Anthocyanins, natural pigments with high antioxidant activities, are widely distributed in the plant kingdom and play important roles in various physiological processes. Much effort has been committed to enhancing the anthocyanin content of these health-promoting pigments in vegetables and grains, for their eye-catching colors and special nutrients. Previously, we reported that the SmMYB1 gene encoding a R2R3 MYB transcription factor participated in the regulation of anthocyanin biosynthesis in the peel of eggplant.
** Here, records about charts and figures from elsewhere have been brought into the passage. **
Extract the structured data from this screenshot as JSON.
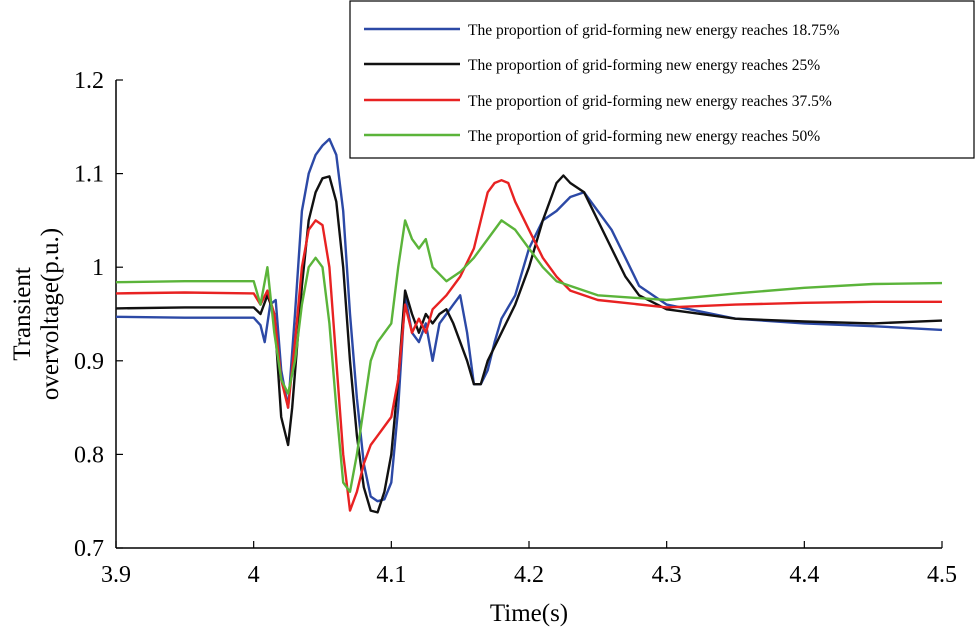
{
  "chart_data": {
    "type": "line",
    "title": "",
    "xlabel": "Time(s)",
    "ylabel_lines": [
      "Transient",
      "overvoltage(p.u.)"
    ],
    "xlim": [
      3.9,
      4.5
    ],
    "ylim": [
      0.7,
      1.2
    ],
    "xticks": [
      3.9,
      4.0,
      4.1,
      4.2,
      4.3,
      4.4,
      4.5
    ],
    "xtick_labels": [
      "3.9",
      "4",
      "4.1",
      "4.2",
      "4.3",
      "4.4",
      "4.5"
    ],
    "yticks": [
      0.7,
      0.8,
      0.9,
      1.0,
      1.1,
      1.2
    ],
    "ytick_labels": [
      "0.7",
      "0.8",
      "0.9",
      "1",
      "1.1",
      "1.2"
    ],
    "grid": false,
    "legend_position": "top-right",
    "series": [
      {
        "name": "The proportion of grid-forming new energy reaches 18.75%",
        "color": "#2c49a6",
        "x": [
          3.9,
          3.95,
          4.0,
          4.005,
          4.008,
          4.012,
          4.016,
          4.02,
          4.025,
          4.03,
          4.035,
          4.04,
          4.045,
          4.05,
          4.055,
          4.06,
          4.065,
          4.07,
          4.075,
          4.08,
          4.085,
          4.09,
          4.095,
          4.1,
          4.105,
          4.11,
          4.115,
          4.12,
          4.125,
          4.13,
          4.135,
          4.14,
          4.145,
          4.15,
          4.155,
          4.16,
          4.165,
          4.17,
          4.175,
          4.18,
          4.19,
          4.2,
          4.21,
          4.22,
          4.23,
          4.24,
          4.25,
          4.26,
          4.27,
          4.28,
          4.3,
          4.35,
          4.4,
          4.45,
          4.5
        ],
        "y": [
          0.947,
          0.946,
          0.946,
          0.938,
          0.92,
          0.96,
          0.965,
          0.89,
          0.85,
          0.95,
          1.06,
          1.1,
          1.12,
          1.13,
          1.137,
          1.12,
          1.06,
          0.95,
          0.86,
          0.79,
          0.755,
          0.75,
          0.752,
          0.77,
          0.85,
          0.97,
          0.93,
          0.92,
          0.94,
          0.9,
          0.94,
          0.95,
          0.96,
          0.97,
          0.93,
          0.875,
          0.875,
          0.89,
          0.92,
          0.945,
          0.97,
          1.02,
          1.05,
          1.06,
          1.075,
          1.08,
          1.06,
          1.04,
          1.01,
          0.98,
          0.96,
          0.945,
          0.94,
          0.937,
          0.933
        ]
      },
      {
        "name": "The proportion of grid-forming new energy reaches 25%",
        "color": "#111111",
        "x": [
          3.9,
          3.95,
          4.0,
          4.005,
          4.01,
          4.015,
          4.02,
          4.025,
          4.028,
          4.035,
          4.04,
          4.045,
          4.05,
          4.055,
          4.06,
          4.065,
          4.07,
          4.075,
          4.08,
          4.085,
          4.09,
          4.095,
          4.1,
          4.105,
          4.11,
          4.115,
          4.12,
          4.125,
          4.13,
          4.135,
          4.14,
          4.145,
          4.15,
          4.155,
          4.16,
          4.165,
          4.17,
          4.18,
          4.19,
          4.2,
          4.21,
          4.22,
          4.225,
          4.23,
          4.24,
          4.25,
          4.26,
          4.27,
          4.28,
          4.3,
          4.35,
          4.4,
          4.45,
          4.5
        ],
        "y": [
          0.956,
          0.957,
          0.957,
          0.95,
          0.97,
          0.95,
          0.84,
          0.81,
          0.85,
          0.98,
          1.05,
          1.08,
          1.095,
          1.097,
          1.07,
          1.0,
          0.9,
          0.82,
          0.765,
          0.74,
          0.738,
          0.76,
          0.8,
          0.88,
          0.975,
          0.95,
          0.93,
          0.95,
          0.94,
          0.95,
          0.955,
          0.94,
          0.92,
          0.9,
          0.875,
          0.875,
          0.9,
          0.93,
          0.96,
          1.0,
          1.05,
          1.09,
          1.098,
          1.09,
          1.08,
          1.05,
          1.02,
          0.99,
          0.97,
          0.955,
          0.945,
          0.942,
          0.94,
          0.943
        ]
      },
      {
        "name": "The proportion of grid-forming new energy reaches 37.5%",
        "color": "#e82222",
        "x": [
          3.9,
          3.95,
          4.0,
          4.005,
          4.01,
          4.015,
          4.02,
          4.025,
          4.03,
          4.035,
          4.04,
          4.045,
          4.05,
          4.055,
          4.06,
          4.065,
          4.07,
          4.075,
          4.08,
          4.085,
          4.09,
          4.1,
          4.105,
          4.11,
          4.115,
          4.12,
          4.125,
          4.13,
          4.14,
          4.15,
          4.16,
          4.165,
          4.17,
          4.175,
          4.18,
          4.185,
          4.19,
          4.2,
          4.21,
          4.22,
          4.23,
          4.25,
          4.3,
          4.35,
          4.4,
          4.45,
          4.5
        ],
        "y": [
          0.972,
          0.973,
          0.972,
          0.96,
          0.975,
          0.95,
          0.88,
          0.85,
          0.92,
          1.0,
          1.04,
          1.05,
          1.045,
          1.0,
          0.9,
          0.8,
          0.74,
          0.76,
          0.79,
          0.81,
          0.82,
          0.84,
          0.88,
          0.96,
          0.93,
          0.945,
          0.93,
          0.955,
          0.97,
          0.99,
          1.02,
          1.05,
          1.08,
          1.09,
          1.093,
          1.09,
          1.07,
          1.04,
          1.01,
          0.99,
          0.975,
          0.965,
          0.957,
          0.96,
          0.962,
          0.963,
          0.963
        ]
      },
      {
        "name": "The proportion of grid-forming new energy reaches 50%",
        "color": "#5bb43a",
        "x": [
          3.9,
          3.95,
          4.0,
          4.005,
          4.01,
          4.015,
          4.02,
          4.025,
          4.03,
          4.035,
          4.04,
          4.045,
          4.05,
          4.055,
          4.06,
          4.065,
          4.07,
          4.075,
          4.08,
          4.085,
          4.09,
          4.1,
          4.105,
          4.11,
          4.115,
          4.12,
          4.125,
          4.13,
          4.14,
          4.15,
          4.16,
          4.17,
          4.18,
          4.19,
          4.2,
          4.21,
          4.22,
          4.25,
          4.3,
          4.35,
          4.4,
          4.45,
          4.5
        ],
        "y": [
          0.984,
          0.985,
          0.985,
          0.96,
          1.0,
          0.93,
          0.88,
          0.865,
          0.9,
          0.96,
          1.0,
          1.01,
          1.0,
          0.94,
          0.85,
          0.77,
          0.76,
          0.8,
          0.85,
          0.9,
          0.92,
          0.94,
          1.0,
          1.05,
          1.03,
          1.02,
          1.03,
          1.0,
          0.985,
          0.995,
          1.01,
          1.03,
          1.05,
          1.04,
          1.02,
          1.0,
          0.985,
          0.97,
          0.965,
          0.972,
          0.978,
          0.982,
          0.983
        ]
      }
    ]
  }
}
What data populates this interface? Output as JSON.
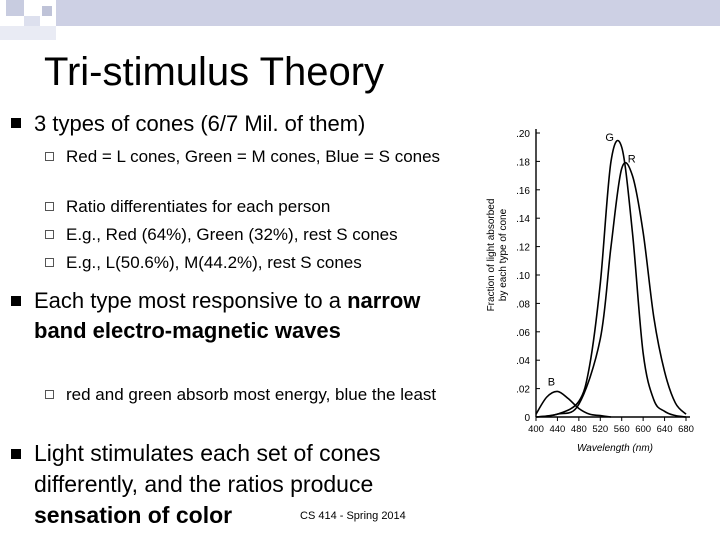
{
  "slide": {
    "title": "Tri-stimulus Theory",
    "footer": "CS 414 - Spring 2014",
    "bullets": [
      {
        "text": "3 types of cones (6/7 Mil. of them)",
        "sub": [
          "Red = L cones, Green = M cones, Blue = S cones",
          "Ratio differentiates for each person",
          "E.g., Red (64%), Green (32%), rest S cones",
          "E.g., L(50.6%), M(44.2%), rest S cones"
        ]
      },
      {
        "text_plain": "Each type most responsive to a ",
        "text_bold": "narrow band electro-magnetic waves",
        "sub": [
          "red and green absorb most energy, blue the least"
        ]
      },
      {
        "text_plain": "Light stimulates each set of cones differently, and the ratios produce ",
        "text_bold": "sensation of color"
      }
    ]
  },
  "chart_data": {
    "type": "line",
    "xlabel": "Wavelength (nm)",
    "ylabel": "Fraction of light absorbed by each type of cone",
    "x_ticks": [
      "400",
      "440",
      "480",
      "520",
      "560",
      "600",
      "640",
      "680"
    ],
    "y_ticks": [
      ".20",
      ".18",
      ".16",
      ".14",
      ".12",
      ".10",
      ".08",
      ".06",
      ".04",
      ".02",
      "0"
    ],
    "xlim": [
      400,
      680
    ],
    "ylim": [
      0,
      0.2
    ],
    "series": [
      {
        "name": "B",
        "x": [
          400,
          420,
          440,
          460,
          480,
          500,
          520,
          540
        ],
        "y": [
          0.002,
          0.014,
          0.018,
          0.013,
          0.006,
          0.002,
          0.001,
          0
        ]
      },
      {
        "name": "G",
        "x": [
          400,
          440,
          480,
          500,
          520,
          540,
          560,
          580,
          600,
          620,
          640,
          660,
          680
        ],
        "y": [
          0,
          0.002,
          0.011,
          0.036,
          0.094,
          0.18,
          0.19,
          0.13,
          0.045,
          0.012,
          0.004,
          0.001,
          0
        ]
      },
      {
        "name": "R",
        "x": [
          400,
          440,
          480,
          520,
          540,
          560,
          580,
          600,
          620,
          640,
          660,
          680
        ],
        "y": [
          0,
          0.002,
          0.009,
          0.055,
          0.12,
          0.175,
          0.17,
          0.13,
          0.07,
          0.032,
          0.01,
          0.002
        ]
      }
    ]
  }
}
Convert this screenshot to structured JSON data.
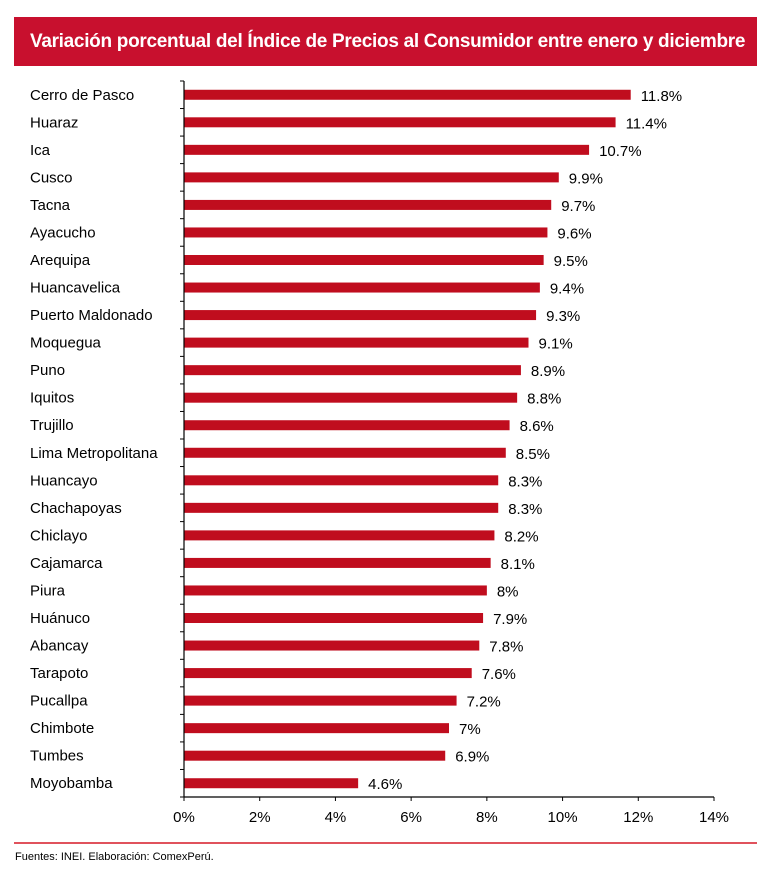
{
  "chart_data": {
    "type": "bar",
    "orientation": "horizontal",
    "title": "Variación porcentual del Índice de Precios al Consumidor entre enero y diciembre",
    "categories": [
      "Cerro de Pasco",
      "Huaraz",
      "Ica",
      "Cusco",
      "Tacna",
      "Ayacucho",
      "Arequipa",
      "Huancavelica",
      "Puerto Maldonado",
      "Moquegua",
      "Puno",
      "Iquitos",
      "Trujillo",
      "Lima Metropolitana",
      "Huancayo",
      "Chachapoyas",
      "Chiclayo",
      "Cajamarca",
      "Piura",
      "Huánuco",
      "Abancay",
      "Tarapoto",
      "Pucallpa",
      "Chimbote",
      "Tumbes",
      "Moyobamba"
    ],
    "values": [
      11.8,
      11.4,
      10.7,
      9.9,
      9.7,
      9.6,
      9.5,
      9.4,
      9.3,
      9.1,
      8.9,
      8.8,
      8.6,
      8.5,
      8.3,
      8.3,
      8.2,
      8.1,
      8,
      7.9,
      7.8,
      7.6,
      7.2,
      7,
      6.9,
      4.6
    ],
    "data_labels": [
      "11.8%",
      "11.4%",
      "10.7%",
      "9.9%",
      "9.7%",
      "9.6%",
      "9.5%",
      "9.4%",
      "9.3%",
      "9.1%",
      "8.9%",
      "8.8%",
      "8.6%",
      "8.5%",
      "8.3%",
      "8.3%",
      "8.2%",
      "8.1%",
      "8%",
      "7.9%",
      "7.8%",
      "7.6%",
      "7.2%",
      "7%",
      "6.9%",
      "4.6%"
    ],
    "xlim": [
      0,
      14
    ],
    "x_ticks": [
      "0%",
      "2%",
      "4%",
      "6%",
      "8%",
      "10%",
      "12%",
      "14%"
    ],
    "x_tick_values": [
      0,
      2,
      4,
      6,
      8,
      10,
      12,
      14
    ],
    "xlabel": "",
    "ylabel": "",
    "grid": false,
    "bar_color": "#c00d1e"
  },
  "footer": "Fuentes: INEI. Elaboración: ComexPerú."
}
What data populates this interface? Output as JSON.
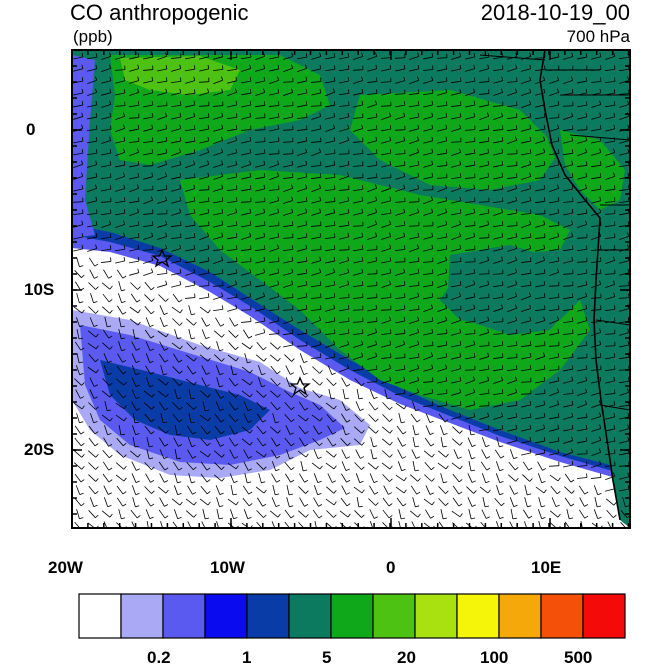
{
  "header": {
    "variable": "CO anthropogenic",
    "units": "(ppb)",
    "datetime": "2018-10-19_00",
    "level": "700 hPa"
  },
  "axes": {
    "x_ticks": [
      "20W",
      "10W",
      "0",
      "10E"
    ],
    "y_ticks": [
      "0",
      "10S",
      "20S"
    ]
  },
  "colorbar": {
    "colors": [
      "#ffffff",
      "#a9a9f5",
      "#5a5af0",
      "#0b0bf0",
      "#0a3ca8",
      "#0b7a5e",
      "#0fa81a",
      "#4ec212",
      "#a8e010",
      "#f5f50a",
      "#f5a80a",
      "#f5500a",
      "#f50a0a"
    ],
    "labels": [
      "0.2",
      "1",
      "5",
      "20",
      "100",
      "500"
    ]
  },
  "markers": [
    "star",
    "star"
  ]
}
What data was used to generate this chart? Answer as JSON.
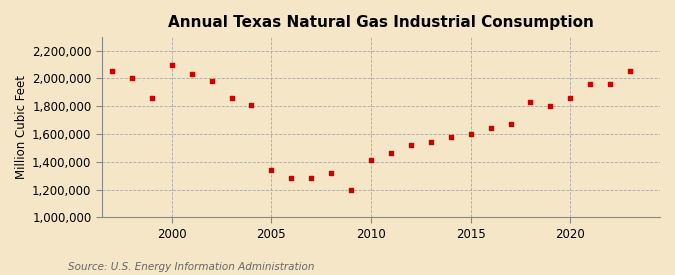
{
  "title": "Annual Texas Natural Gas Industrial Consumption",
  "ylabel": "Million Cubic Feet",
  "source": "Source: U.S. Energy Information Administration",
  "background_color": "#f5e6c8",
  "plot_background_color": "#f5e6c8",
  "grid_color": "#aaaaaa",
  "marker_color": "#cc0000",
  "years": [
    1997,
    1998,
    1999,
    2000,
    2001,
    2002,
    2003,
    2004,
    2005,
    2006,
    2007,
    2008,
    2009,
    2010,
    2011,
    2012,
    2013,
    2014,
    2015,
    2016,
    2017,
    2018,
    2019,
    2020,
    2021,
    2022,
    2023
  ],
  "values": [
    2050000,
    2000000,
    1860000,
    2100000,
    2030000,
    1980000,
    1860000,
    1810000,
    1340000,
    1280000,
    1280000,
    1320000,
    1200000,
    1410000,
    1460000,
    1520000,
    1540000,
    1580000,
    1600000,
    1640000,
    1670000,
    1830000,
    1800000,
    1860000,
    1960000,
    1960000,
    2050000
  ],
  "ylim": [
    1000000,
    2300000
  ],
  "yticks": [
    1000000,
    1200000,
    1400000,
    1600000,
    1800000,
    2000000,
    2200000
  ],
  "xlim": [
    1996.5,
    2024.5
  ],
  "xticks": [
    2000,
    2005,
    2010,
    2015,
    2020
  ]
}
In this work, we introduced SmMYB1 into a non-anthocyanin-accumulating egg-plant cultivar (Solanum aethiopicum group Gilo) via Agrobacterium-mediated transformation. Genetically engineered plants exhibited high concentrations of anthocyanin in leaves, petals, stamens, and fruit peels under normal growth conditions, especially in fruit flesh. Furthermore, highly methylated anthocyanins, malvidin 3-(p-coumaroyl) rhamnoside(glucoside)-5-glucoside and malvidin 3-(feruloyl)rhamnoside(glucoside)-5-glucoside, were separated from the purple fruit flesh and identified by HPLC-ESI-MS/MS. qRT-PCR analysis revealed that most anthocyanin structural genes were dramatically up-regulated in the tissues of transgenic lines compared with non-transformed plants. In addition, the transgenic seedlings had greater tolerance to freezing stress and better recovery under rewarming conditions. These results provide a good foundation for the breeding of new eggplant cultivars with more healthy agronomic traits in future studies.